Guy Gavriel Kay's trilogy, the Fionavar Tapestry, ended very satisfyingly and completely, wrapping up pretty much for good that realm's big story. But I'd heard there was a sequel of sorts anyway and my skeptical eyebrow shot up. Stupid eyebrow.
Ysabel is and isn't that sequel; its being a sequel only in that we get to see what became of the two Toronto characters who were the only ones of the Five that chose to return to our world after the Tapestry trilogy's events concluded. They're not super important to the plot of Ysabel, so I'm not going to name them and just avoid any chance of spoilers; I'll just say it was nice to see them again and get a bit more of what their lives had been like before and were like after those other books took place.
Ysabel takes place entirely in our own world, in the actual south of France that inspired Kay's other creation that I've loved, Arbonne, but very much in the 21st century.
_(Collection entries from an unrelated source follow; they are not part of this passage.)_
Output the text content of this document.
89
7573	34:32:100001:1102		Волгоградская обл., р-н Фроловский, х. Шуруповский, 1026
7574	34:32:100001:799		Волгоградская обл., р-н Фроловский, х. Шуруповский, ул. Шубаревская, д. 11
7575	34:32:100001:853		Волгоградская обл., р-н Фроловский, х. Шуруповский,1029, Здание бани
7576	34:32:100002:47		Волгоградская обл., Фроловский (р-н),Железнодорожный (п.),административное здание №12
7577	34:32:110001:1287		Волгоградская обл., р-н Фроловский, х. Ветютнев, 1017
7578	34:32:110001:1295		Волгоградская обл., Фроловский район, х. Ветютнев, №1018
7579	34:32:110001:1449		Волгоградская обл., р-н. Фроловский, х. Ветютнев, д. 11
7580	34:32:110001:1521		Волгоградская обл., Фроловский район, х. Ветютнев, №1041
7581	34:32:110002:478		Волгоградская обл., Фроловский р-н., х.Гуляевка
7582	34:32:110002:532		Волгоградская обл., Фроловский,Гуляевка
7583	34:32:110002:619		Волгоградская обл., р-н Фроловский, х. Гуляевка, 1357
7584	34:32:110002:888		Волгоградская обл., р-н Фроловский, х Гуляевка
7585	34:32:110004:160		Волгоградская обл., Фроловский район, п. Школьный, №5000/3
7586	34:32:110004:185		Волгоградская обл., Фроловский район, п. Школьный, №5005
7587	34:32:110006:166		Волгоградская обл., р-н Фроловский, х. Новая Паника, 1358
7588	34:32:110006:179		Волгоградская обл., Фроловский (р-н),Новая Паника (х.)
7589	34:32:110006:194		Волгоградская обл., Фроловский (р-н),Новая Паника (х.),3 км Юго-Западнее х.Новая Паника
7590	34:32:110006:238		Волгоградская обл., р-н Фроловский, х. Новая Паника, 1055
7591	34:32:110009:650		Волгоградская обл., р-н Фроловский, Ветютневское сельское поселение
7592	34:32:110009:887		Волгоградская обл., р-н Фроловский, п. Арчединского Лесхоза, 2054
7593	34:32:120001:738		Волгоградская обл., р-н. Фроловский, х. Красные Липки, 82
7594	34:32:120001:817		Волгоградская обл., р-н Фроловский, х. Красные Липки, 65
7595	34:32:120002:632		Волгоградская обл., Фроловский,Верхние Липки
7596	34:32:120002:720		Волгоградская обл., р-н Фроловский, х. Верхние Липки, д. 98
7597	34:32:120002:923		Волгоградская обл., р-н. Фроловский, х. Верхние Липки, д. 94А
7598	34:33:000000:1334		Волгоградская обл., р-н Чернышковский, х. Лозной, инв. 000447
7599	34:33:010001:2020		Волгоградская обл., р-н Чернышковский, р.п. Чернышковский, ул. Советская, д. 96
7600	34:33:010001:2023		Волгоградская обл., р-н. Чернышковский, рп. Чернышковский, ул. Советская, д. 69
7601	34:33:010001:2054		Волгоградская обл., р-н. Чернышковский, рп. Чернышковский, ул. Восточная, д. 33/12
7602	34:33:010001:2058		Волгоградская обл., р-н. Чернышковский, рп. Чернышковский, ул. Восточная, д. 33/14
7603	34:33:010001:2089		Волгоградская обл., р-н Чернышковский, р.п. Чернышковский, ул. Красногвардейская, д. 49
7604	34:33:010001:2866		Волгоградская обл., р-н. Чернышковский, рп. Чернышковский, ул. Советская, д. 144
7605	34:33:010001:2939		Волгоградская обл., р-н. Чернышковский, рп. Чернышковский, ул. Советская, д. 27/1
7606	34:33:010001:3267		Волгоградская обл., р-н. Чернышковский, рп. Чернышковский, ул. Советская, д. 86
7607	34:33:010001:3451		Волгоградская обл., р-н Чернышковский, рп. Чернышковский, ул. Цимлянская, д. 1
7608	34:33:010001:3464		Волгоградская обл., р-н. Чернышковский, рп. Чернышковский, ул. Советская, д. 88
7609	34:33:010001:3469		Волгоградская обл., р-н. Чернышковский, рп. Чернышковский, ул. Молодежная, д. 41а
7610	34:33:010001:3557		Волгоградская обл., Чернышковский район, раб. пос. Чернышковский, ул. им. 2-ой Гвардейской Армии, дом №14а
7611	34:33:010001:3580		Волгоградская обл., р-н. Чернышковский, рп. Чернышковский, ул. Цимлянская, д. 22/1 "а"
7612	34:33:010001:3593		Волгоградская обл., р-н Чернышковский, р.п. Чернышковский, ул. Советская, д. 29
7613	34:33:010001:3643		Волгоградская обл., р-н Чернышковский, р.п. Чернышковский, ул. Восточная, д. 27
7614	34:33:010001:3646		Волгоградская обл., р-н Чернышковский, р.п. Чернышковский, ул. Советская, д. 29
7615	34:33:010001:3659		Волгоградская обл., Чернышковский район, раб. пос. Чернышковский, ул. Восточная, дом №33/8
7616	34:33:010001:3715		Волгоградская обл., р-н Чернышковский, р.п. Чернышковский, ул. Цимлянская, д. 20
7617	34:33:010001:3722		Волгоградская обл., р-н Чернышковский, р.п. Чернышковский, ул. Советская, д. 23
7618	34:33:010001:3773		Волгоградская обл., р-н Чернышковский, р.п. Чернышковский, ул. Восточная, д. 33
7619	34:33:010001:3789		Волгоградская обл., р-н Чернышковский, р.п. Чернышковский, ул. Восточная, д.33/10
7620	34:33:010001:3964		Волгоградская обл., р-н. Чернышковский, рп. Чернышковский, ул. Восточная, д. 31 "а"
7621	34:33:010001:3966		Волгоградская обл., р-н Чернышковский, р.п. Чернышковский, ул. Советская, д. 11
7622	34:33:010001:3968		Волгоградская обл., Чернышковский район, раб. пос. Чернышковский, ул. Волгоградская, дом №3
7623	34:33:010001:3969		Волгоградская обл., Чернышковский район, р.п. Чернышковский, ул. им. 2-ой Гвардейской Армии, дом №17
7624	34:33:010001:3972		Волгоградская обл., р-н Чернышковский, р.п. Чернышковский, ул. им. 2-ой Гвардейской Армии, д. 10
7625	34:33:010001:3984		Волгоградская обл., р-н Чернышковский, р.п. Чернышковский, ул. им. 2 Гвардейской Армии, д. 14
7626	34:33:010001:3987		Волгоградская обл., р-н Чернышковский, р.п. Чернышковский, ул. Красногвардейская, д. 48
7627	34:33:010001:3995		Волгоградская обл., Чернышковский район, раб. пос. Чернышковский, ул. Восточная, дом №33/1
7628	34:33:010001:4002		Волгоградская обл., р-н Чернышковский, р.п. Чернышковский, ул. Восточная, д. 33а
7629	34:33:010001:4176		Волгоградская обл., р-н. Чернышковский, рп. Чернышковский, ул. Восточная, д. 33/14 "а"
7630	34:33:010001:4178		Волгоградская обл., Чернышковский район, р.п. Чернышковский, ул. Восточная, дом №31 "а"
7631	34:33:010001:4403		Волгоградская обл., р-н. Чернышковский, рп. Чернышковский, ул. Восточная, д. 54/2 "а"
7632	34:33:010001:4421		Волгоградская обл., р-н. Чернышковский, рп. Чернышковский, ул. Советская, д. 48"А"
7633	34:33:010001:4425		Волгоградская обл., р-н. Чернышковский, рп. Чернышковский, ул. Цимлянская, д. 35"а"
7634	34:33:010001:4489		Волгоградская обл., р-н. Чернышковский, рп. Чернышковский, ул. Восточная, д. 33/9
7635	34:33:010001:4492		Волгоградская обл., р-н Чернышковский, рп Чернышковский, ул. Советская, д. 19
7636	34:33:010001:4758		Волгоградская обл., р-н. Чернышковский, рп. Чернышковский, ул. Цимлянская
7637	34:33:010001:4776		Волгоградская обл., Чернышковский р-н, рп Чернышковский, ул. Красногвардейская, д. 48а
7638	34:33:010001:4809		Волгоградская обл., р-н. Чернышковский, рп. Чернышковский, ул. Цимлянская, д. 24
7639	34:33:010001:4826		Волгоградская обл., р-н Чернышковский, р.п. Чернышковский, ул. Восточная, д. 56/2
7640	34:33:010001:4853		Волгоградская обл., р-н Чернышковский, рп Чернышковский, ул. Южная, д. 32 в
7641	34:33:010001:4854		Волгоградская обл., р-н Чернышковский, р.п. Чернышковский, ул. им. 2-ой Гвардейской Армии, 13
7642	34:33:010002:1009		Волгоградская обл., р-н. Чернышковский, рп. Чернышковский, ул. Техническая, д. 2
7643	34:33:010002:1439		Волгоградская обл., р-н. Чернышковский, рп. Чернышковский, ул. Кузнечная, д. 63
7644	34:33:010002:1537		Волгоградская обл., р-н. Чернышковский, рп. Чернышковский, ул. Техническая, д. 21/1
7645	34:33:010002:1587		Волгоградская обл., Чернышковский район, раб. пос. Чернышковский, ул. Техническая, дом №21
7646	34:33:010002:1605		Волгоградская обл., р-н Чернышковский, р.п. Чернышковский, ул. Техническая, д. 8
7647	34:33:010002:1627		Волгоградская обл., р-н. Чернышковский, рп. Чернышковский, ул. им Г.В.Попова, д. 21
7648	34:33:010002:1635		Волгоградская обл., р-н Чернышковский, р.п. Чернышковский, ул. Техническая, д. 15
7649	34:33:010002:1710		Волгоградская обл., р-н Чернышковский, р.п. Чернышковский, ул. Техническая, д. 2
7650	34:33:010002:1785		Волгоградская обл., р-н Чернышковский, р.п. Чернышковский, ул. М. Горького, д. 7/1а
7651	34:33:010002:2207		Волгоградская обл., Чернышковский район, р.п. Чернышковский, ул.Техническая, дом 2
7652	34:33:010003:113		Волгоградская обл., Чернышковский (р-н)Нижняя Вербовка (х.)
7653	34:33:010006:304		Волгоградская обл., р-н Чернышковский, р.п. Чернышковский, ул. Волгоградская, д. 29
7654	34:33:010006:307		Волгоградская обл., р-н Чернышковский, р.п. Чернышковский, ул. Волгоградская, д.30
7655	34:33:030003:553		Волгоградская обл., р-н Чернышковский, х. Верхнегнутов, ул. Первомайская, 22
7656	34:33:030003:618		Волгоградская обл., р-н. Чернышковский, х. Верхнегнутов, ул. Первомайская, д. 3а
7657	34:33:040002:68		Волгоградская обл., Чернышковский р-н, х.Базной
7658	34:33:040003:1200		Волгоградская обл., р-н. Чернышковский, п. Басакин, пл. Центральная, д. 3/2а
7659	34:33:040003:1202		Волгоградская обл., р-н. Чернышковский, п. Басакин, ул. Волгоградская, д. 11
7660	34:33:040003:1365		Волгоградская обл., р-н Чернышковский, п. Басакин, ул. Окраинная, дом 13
Which is to say that, yes, Ysabel is kind of Kay's foray into "urban fantasy" except it takes place mostly in the gorgeous French countryside and its many fine examples of Celtic and Greco-Roman ruins and holy sites. And yes, the gorgeous comes through in this book; this is Guy Gavriel Kay.
The story concerns a Canadian teenager, Ned, who is spending the spring in Provence while his world-famous photographer father and his retinue work on gathering images for the next great coffee table book. Left to his own devices, he has the amusing (but even he admits to himself not terribly original) idea to listen to Led Zeppelin's Houses of the Holy while exploring an actual French cathedral. Before you can say "Over the Hills and Far Away" though, Ned has met two people who are going to completely mess up his plans: a cute and geeky teenage girl from New York named Kate (hooray!) and a weird sinister stranger who says weird sinister things and leaves both of the kids way more curious than he meant to -- or than is good for them.
And thus our teens get dragged into the re-enactment of the city of Marseilles' founding myth. And I'm not talking about a LARP. It's almost Beltane, see, and every once in a while the old unquiet spirits of the region take advantage of the power such nights kick up to come back and have another go at each other. Two such are bitter lives-long enemies from the original clash of Celtic and Greek cultures that kicked off a great deal of European civilization; another such is the woman they both love, who loves them both, and over whom they fought centuries ago. All very well and good, and who wouldn't want to meet such legendary people, even if they're a bit dangerous.
Ah but there's a catch. The men can just drag themselves back by their mythical/spiritual bootstraps, but because of REASONS the woman has to possess a living woman. And a living woman, the young and spritely and very well organized Melanie, is the brains behind Ned's dad's traveling photographic circus. Oops.
The rest of the story proceeds more or less as one might expect, a bit of a disappointment after all of the surprises and turns I've come to expect from Kay after visiting Arbonne and Fionavar. I'm not sure if Ysabel was intended as young adult fiction (but no parent should be troubled to let his or her young adult read this, and hey, the kids are at the center of the story at all times), but perhaps it was and Kay pulled some punches? At any rate, it's still a good book, better than a lot of the fantasy that's out there, and still elegantly written and emotionally powerful. It's just less so. But that's all right.
I'm excited to try his sort-of-Byzantine and sort-of-Spain and sort-of-China books in the near future. Especially the former. I loves me some Byzantium.